Trailers are falling apart. Some are being put out for rent when they shouldn’t be lived in. She mentioned one with the back seat from a car as its only furniture.
Today, more than half of Deep Well’s clients are Hispanic.
“They come and go pretty fast, so we need to dig deeper and quickly find out their situation,” Doughtie said.
Plumbing and transportation aren’t the problems they used to be. Because there is no public transportation, the working poor buy cars, which adds a lot of expenses to tight budgets.
The huge problem now is rising rent costs, Doughtie said. What used to be $750 a month is now $900, or $1,000 or $1,200.
“So it doesn’t take much to throw people off,” she said.
A lot of new tools help fight poverty, like a computerized database, and countywide collaboration with the Human Services Alliance and Charity Tracker. Today, the Community Foundation of the Lowcountry and the Heritage Classic Foundation are in place. A number of new thrift stores have joined the Bargain Box in funding Deep Well, as have new charitable foundations in Wexford, Colleton River, Long Cove and other communities. The Hilton Head Rotary Club built Deep Well its first true headquarters. When it had to get out for airport expansion, it moved to 80 Capital Drive off Leg O Mutton Road.

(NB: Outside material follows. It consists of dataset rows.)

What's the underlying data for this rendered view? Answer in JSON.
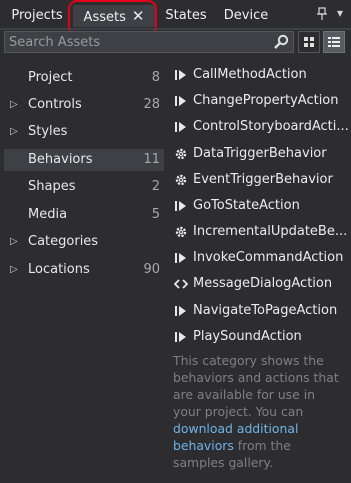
{
  "tabs": [
    {
      "label": "Projects"
    },
    {
      "label": "Assets"
    },
    {
      "label": "States"
    },
    {
      "label": "Device"
    }
  ],
  "tab_close_glyph": "✕",
  "pin_glyph": "ᵖ",
  "menu_glyph": "▾",
  "search": {
    "placeholder": "Search Assets",
    "value": ""
  },
  "categories": [
    {
      "label": "Project",
      "count": "8",
      "expandable": false
    },
    {
      "label": "Controls",
      "count": "28",
      "expandable": true
    },
    {
      "label": "Styles",
      "count": "",
      "expandable": true
    },
    {
      "label": "Behaviors",
      "count": "11",
      "expandable": false,
      "selected": true
    },
    {
      "label": "Shapes",
      "count": "2",
      "expandable": false
    },
    {
      "label": "Media",
      "count": "5",
      "expandable": false
    },
    {
      "label": "Categories",
      "count": "",
      "expandable": true
    },
    {
      "label": "Locations",
      "count": "90",
      "expandable": true
    }
  ],
  "items": [
    {
      "label": "CallMethodAction",
      "icon": "action-icon"
    },
    {
      "label": "ChangePropertyAction",
      "icon": "action-icon"
    },
    {
      "label": "ControlStoryboardActi...",
      "icon": "action-icon"
    },
    {
      "label": "DataTriggerBehavior",
      "icon": "gear-icon"
    },
    {
      "label": "EventTriggerBehavior",
      "icon": "gear-icon"
    },
    {
      "label": "GoToStateAction",
      "icon": "action-icon"
    },
    {
      "label": "IncrementalUpdateBe...",
      "icon": "gear-icon"
    },
    {
      "label": "InvokeCommandAction",
      "icon": "action-icon"
    },
    {
      "label": "MessageDialogAction",
      "icon": "code-icon"
    },
    {
      "label": "NavigateToPageAction",
      "icon": "action-icon"
    },
    {
      "label": "PlaySoundAction",
      "icon": "action-icon"
    }
  ],
  "description": {
    "before": "This category shows the behaviors and actions that are available for use in your project. You can ",
    "link": "download additional behaviors",
    "after": " from the samples gallery."
  },
  "colors": {
    "accent_link": "#6fb3e8",
    "highlight": "#e3001b",
    "background": "#2d2d30"
  }
}
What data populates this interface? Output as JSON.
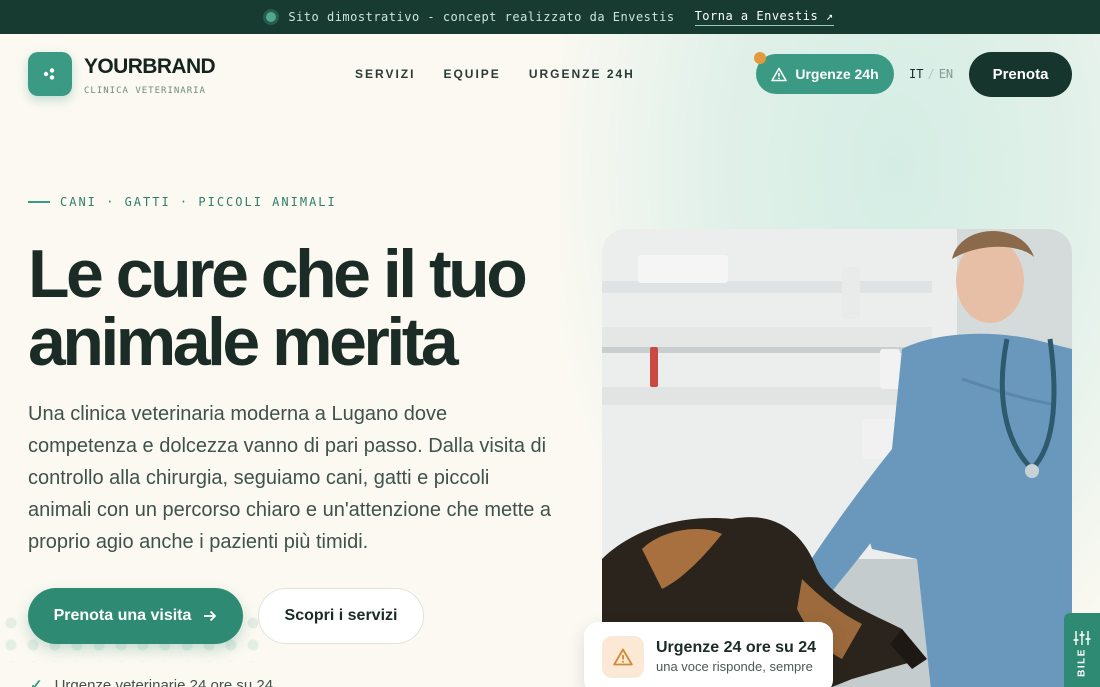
{
  "topbar": {
    "notice": "Sito dimostrativo - concept realizzato da Envestis",
    "link_label": "Torna a Envestis",
    "link_icon": "arrow-up-right-icon"
  },
  "brand": {
    "name": "YOURBRAND",
    "subtitle": "CLINICA VETERINARIA",
    "logo_icon": "paw-dots-icon"
  },
  "nav": {
    "items": [
      {
        "label": "SERVIZI"
      },
      {
        "label": "EQUIPE"
      },
      {
        "label": "URGENZE 24H"
      }
    ]
  },
  "header": {
    "urgent_label": "Urgenze 24h",
    "urgent_icon": "warning-triangle-icon",
    "lang_active": "IT",
    "lang_other": "EN",
    "lang_separator": "/",
    "book_label": "Prenota"
  },
  "hero": {
    "eyebrow": "CANI · GATTI · PICCOLI ANIMALI",
    "headline_line1": "Le cure che il tuo",
    "headline_line2": "animale merita",
    "description": "Una clinica veterinaria moderna a Lugano dove competenza e dolcezza vanno di pari passo. Dalla visita di controllo alla chirurgia, seguiamo cani, gatti e piccoli animali con un percorso chiaro e un'attenzione che mette a proprio agio anche i pazienti più timidi.",
    "cta_primary": "Prenota una visita",
    "cta_primary_icon": "arrow-right-icon",
    "cta_secondary": "Scopri i servizi",
    "check_item": "Urgenze veterinarie 24 ore su 24",
    "check_icon": "check-icon"
  },
  "photo": {
    "subject": "vet-with-dog-photo"
  },
  "urgent_card": {
    "title": "Urgenze 24 ore su 24",
    "subtitle": "una voce risponde, sempre",
    "icon": "warning-triangle-icon"
  },
  "side_tab": {
    "label": "BILE",
    "icon": "sliders-icon"
  },
  "colors": {
    "accent": "#3a9a83",
    "dark": "#16352c",
    "topbar": "#173b31",
    "background": "#fbf9f2",
    "warning": "#e39a3c"
  }
}
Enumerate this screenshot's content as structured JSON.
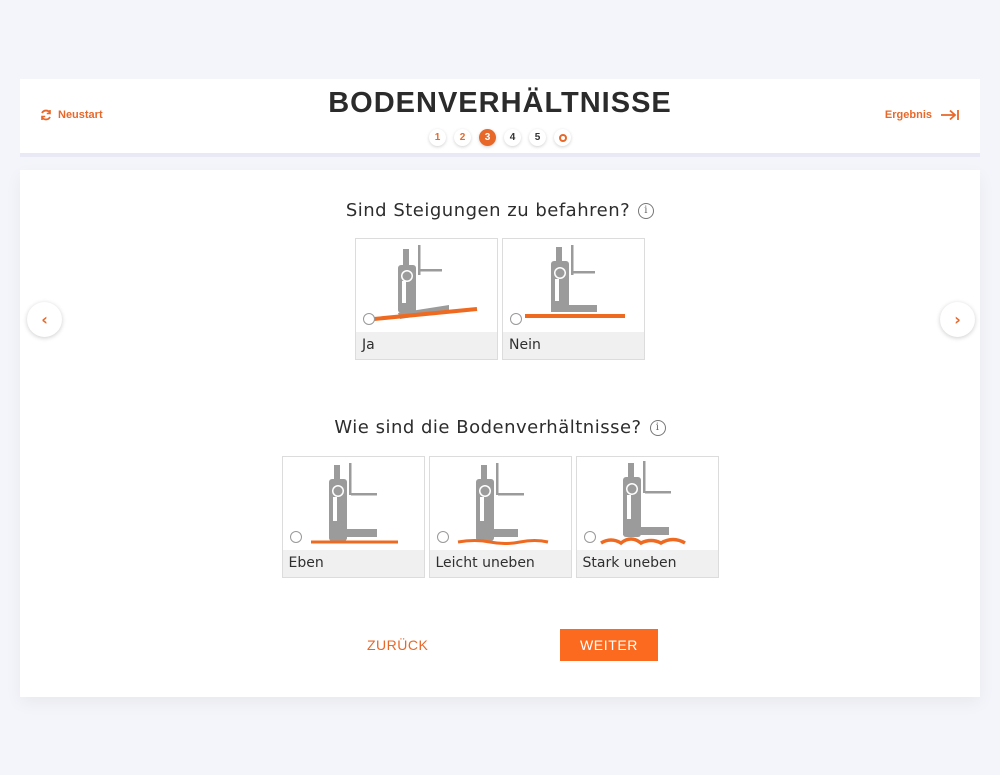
{
  "header": {
    "title": "BODENVERHÄLTNISSE",
    "restart_label": "Neustart",
    "result_label": "Ergebnis",
    "steps": [
      "1",
      "2",
      "3",
      "4",
      "5",
      ""
    ],
    "active_step": "3"
  },
  "questions": [
    {
      "text": "Sind Steigungen zu befahren?",
      "info_icon": "i",
      "options": [
        {
          "label": "Ja"
        },
        {
          "label": "Nein"
        }
      ]
    },
    {
      "text": "Wie sind die Bodenverhältnisse?",
      "info_icon": "i",
      "options": [
        {
          "label": "Eben"
        },
        {
          "label": "Leicht uneben"
        },
        {
          "label": "Stark uneben"
        }
      ]
    }
  ],
  "nav": {
    "prev_glyph": "‹",
    "next_glyph": "›"
  },
  "footer": {
    "back_label": "ZURÜCK",
    "next_label": "WEITER"
  },
  "colors": {
    "accent": "#e8682a",
    "button": "#fb6a1f",
    "forklift": "#9b9b9b",
    "background": "#f4f5fa"
  }
}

But with a fast-changing population, a lot of people don’t know Deep Well’s story. Many charities, old and new, have the same problem today.
One thing that hasn’t changed is the need for islanders to open their eyes.
“We need to get people to open their eyes to people living on this island who are living hand-to-mouth,” she said. “And what would this island be without these poor island workers — without landscapers, dishwashers, cooks, maids? The whole thing would fall apart.”